What is it about the ancestor thing that people find so seductive?
When I was a snotty teenager and still knew everything, I would have said that people who make a big deal out of their ancestors do it because they have no accomplishments of their own to gloat over. Now that I'm in my golden years, more or less, it seems to me that people who look deeply into their family trees are doing what most of us do all the time, which is to try to make sense out of the world we're in and try to find their own connection to it. Looking backward is one way of doing this.
As I've probably told you, I took out an international membership in Ancestry.com a few months ago in order to track down the Canadians. That's everybody, actually. A hundred and fifty years ago every one of my then living forebears was in Canada. Ancestry.com is a good place to start looking for people back that far, after you talk to your relatives and get some names and places, because they have searchable census records all the way up to 1940 for the U.S. and Canada. I find it easier to sit in my office with a cup of coffee at my elbow than to visit foreign churches for their records and go wading through tick-infested graveyards, the way serious genealogists do. Instead I sit here and collect pretty stories.
The census records are fascinating. They will show you the records themselves, written in the (sometimes nearly illegible) hand of the very census taker who stood on the doorstep and talked to your great-great-grandfather in Dumfries, New Brunswick, Canada, with all your little collateral relations peeking around his knees. It is startling to note that the old boy changed the way he spelled his name every ten years, as well as his country of origin. Welsh? Irish? Makes you wonder.
For the stories of the famous, I have to search the wide internet and read books rather than take on faith anything I get from Ancestry.com. People on my mother's side were famous. You know about the witch, right? Not a witch, a sweet old lady caught up in the unpleasantness in Salem. There were other famous people in that line. My mother's father's folks settled Massachusetts and Rhode Island in the days when everybody had ten or more children, so I have all these distant cousins keeping their names alive. Major Samuel Eelles. I understand there's a whole society of his descendants, with regular meetings and everything. I could join, I guess. What is he famous for? He is said to have assisted in the escape from England of two of the regicide judges who signed the warrant to chop off the head of King Charles I, when Charles II came to power.
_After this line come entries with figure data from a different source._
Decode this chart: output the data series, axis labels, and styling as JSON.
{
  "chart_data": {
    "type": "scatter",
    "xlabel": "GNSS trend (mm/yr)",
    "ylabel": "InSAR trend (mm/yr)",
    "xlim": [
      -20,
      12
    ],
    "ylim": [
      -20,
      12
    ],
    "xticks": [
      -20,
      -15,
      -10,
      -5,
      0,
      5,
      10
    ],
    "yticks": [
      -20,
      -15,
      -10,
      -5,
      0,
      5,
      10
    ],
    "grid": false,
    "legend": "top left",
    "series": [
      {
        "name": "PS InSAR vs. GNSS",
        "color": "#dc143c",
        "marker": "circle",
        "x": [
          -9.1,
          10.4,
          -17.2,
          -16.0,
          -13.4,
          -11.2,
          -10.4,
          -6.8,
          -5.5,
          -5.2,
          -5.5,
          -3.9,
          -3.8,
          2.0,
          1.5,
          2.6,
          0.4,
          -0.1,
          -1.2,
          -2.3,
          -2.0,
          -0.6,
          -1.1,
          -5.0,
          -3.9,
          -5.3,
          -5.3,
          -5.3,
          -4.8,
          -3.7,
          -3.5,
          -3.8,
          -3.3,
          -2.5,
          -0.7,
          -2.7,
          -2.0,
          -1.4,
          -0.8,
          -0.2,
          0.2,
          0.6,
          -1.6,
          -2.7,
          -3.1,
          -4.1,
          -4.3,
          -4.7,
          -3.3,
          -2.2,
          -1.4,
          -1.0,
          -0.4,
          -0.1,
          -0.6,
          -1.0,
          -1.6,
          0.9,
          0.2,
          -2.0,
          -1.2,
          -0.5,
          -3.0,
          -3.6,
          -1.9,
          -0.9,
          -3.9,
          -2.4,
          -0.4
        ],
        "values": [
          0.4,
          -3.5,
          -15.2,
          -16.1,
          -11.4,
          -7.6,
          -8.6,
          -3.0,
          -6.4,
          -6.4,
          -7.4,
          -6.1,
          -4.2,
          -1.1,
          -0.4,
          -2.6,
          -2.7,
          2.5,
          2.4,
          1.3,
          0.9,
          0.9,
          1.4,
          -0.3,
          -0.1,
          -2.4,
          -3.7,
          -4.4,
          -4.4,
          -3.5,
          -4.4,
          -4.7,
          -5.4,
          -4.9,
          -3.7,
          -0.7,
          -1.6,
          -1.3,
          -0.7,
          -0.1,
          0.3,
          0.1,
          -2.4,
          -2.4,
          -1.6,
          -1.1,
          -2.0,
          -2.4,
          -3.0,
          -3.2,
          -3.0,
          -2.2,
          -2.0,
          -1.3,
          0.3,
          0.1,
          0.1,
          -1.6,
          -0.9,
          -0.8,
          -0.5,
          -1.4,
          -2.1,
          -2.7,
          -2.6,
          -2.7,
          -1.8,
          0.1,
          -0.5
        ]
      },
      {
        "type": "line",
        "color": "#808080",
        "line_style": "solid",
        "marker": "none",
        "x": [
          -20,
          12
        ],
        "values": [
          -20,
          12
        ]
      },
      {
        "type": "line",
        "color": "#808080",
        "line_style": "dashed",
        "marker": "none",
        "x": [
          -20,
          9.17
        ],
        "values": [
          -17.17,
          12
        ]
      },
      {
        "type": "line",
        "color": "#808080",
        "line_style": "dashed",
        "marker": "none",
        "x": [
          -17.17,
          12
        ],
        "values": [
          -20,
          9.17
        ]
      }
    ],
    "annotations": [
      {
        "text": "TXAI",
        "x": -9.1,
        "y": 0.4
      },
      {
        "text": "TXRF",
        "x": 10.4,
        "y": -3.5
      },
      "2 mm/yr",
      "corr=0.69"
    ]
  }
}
Was that a good deed or a bad deed? Depends which side you're on. Passions ran very high in those days. And speaking of judging people, one of the things I've encountered on Ancestry.com comes from some distant cousin in Texas who insists on branding every person who went to Cornwallis, Nova Scotia, in 1760 with a big label: "NOT A PATRIOT." That's because they resettled themselves before 1776, I guess, and so balked this person's desire to become a Son of the American Revolution. But how can he say they weren't patriots? They might have been Canadian patriots. I wonder if this guy is part of the movement for Texan secession. That makes him not a patriot, either.
And so it goes. Am I any more comfortable in my skin for having discovered who I inherited it from? Couldn't say. I have found out, however, that I'm not necessarily descended from the Viking kings of Denmark, which is too bad, since I greatly enjoyed my fleeting association with them. I'll keep you posted if I find any more good stories.